The real news story is that retail sales are up 4% year over year (and they are) and, simply put, the retail industry isn’t dying!
According to the NRF, retail sales increased 4.1% in the first quarter of 2017 compared to 2016, as our analyst friends Paula Rosenblum and Greg Buzek point out. In Buzek’s words, “we have a $4 trillion industry that is growing at a rate of over 4% year to year – that’s nearly $100 billion in growth in 5 months…And somehow this is bad news?” This latest growth isn’t an outlier, either; retail sales have grown nearly 4% annually for the past seven years!
Retail employment is also up, hardly the thing you’d expect in an apocalypse. In fact, retail jobs have grown by 1.5 million since early 2010, so store closings and layoffs haven’t dented retail’s overall upward trajectory. Store openings are on pace to surpass store closings this year, too. Buzek’s research firm, IHL Group, says the retail industry will see a net gain of 4,000 stores this year – again, not the sign of an industry in decline.

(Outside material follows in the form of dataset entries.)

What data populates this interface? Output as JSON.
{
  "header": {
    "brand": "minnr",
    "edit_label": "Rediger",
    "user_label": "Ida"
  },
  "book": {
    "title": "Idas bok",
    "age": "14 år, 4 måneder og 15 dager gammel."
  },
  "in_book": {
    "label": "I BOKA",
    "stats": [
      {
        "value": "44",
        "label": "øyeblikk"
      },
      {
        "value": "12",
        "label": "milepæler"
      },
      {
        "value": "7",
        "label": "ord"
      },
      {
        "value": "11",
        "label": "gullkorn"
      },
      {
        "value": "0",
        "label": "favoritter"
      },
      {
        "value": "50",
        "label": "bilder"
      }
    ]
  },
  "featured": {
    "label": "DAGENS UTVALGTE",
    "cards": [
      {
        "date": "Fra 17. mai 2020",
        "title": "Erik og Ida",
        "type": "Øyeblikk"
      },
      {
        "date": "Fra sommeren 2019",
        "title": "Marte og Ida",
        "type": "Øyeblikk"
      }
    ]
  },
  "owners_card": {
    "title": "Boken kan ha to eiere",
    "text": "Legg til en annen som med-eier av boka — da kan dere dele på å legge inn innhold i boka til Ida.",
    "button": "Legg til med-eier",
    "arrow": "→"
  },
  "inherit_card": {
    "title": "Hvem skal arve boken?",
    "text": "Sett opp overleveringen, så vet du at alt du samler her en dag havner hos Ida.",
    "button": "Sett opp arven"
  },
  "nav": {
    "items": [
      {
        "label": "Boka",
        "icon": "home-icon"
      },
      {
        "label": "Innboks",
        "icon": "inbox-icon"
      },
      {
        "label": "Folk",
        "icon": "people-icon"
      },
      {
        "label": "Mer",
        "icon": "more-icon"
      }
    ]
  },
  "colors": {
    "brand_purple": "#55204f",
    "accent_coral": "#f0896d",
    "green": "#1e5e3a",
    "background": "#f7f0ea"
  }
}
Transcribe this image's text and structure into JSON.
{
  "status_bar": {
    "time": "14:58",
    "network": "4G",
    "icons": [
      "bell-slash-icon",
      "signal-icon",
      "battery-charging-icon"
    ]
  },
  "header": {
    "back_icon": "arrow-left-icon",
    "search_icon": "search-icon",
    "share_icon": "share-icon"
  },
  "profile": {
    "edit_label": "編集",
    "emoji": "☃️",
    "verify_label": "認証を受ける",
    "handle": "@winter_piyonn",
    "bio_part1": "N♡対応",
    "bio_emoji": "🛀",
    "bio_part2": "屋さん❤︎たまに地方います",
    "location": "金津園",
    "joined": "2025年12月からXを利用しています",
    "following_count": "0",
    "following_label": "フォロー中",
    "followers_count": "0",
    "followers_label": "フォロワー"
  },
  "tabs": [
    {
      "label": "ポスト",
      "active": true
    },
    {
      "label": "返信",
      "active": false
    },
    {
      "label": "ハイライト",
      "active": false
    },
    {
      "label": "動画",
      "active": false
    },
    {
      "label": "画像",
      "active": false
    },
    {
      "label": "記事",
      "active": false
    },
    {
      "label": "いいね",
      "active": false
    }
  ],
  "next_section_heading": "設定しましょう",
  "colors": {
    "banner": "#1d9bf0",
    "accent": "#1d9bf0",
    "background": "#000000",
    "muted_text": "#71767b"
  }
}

Need more proof? As CNBC reports, “there are more leaders than laggards in retail today, according to Moody Investment Services. Dollar stores, home-improvement chains, convenience stores and auto-parts retailers are among the leaders…off-price retailers, supermarkets and office-supply chains are also reporting more growth lately.”
We’re not in the midst of a retail apocalypse. Instead, we’re seeing retail reinvention with exciting new concepts and brands (TreeHouse, B8ta, TOMS, Warby Parker), new entrants in the U.S. market (Lidl and Aldi have taken the U.S. grocery industry by storm), continued disruption by ecommerce players, and bold moves by the giants of the industry, Walmart and Amazon. Amazon just placed the biggest bet of its life with its acquisition of Whole Foods – does anyone think Amazon is buying into the myth of the retail apocalypse and the death of physical stores?
As always, the real story is much more exciting than the fake news. And it’s good to see so many people setting the record straight about the retail industry.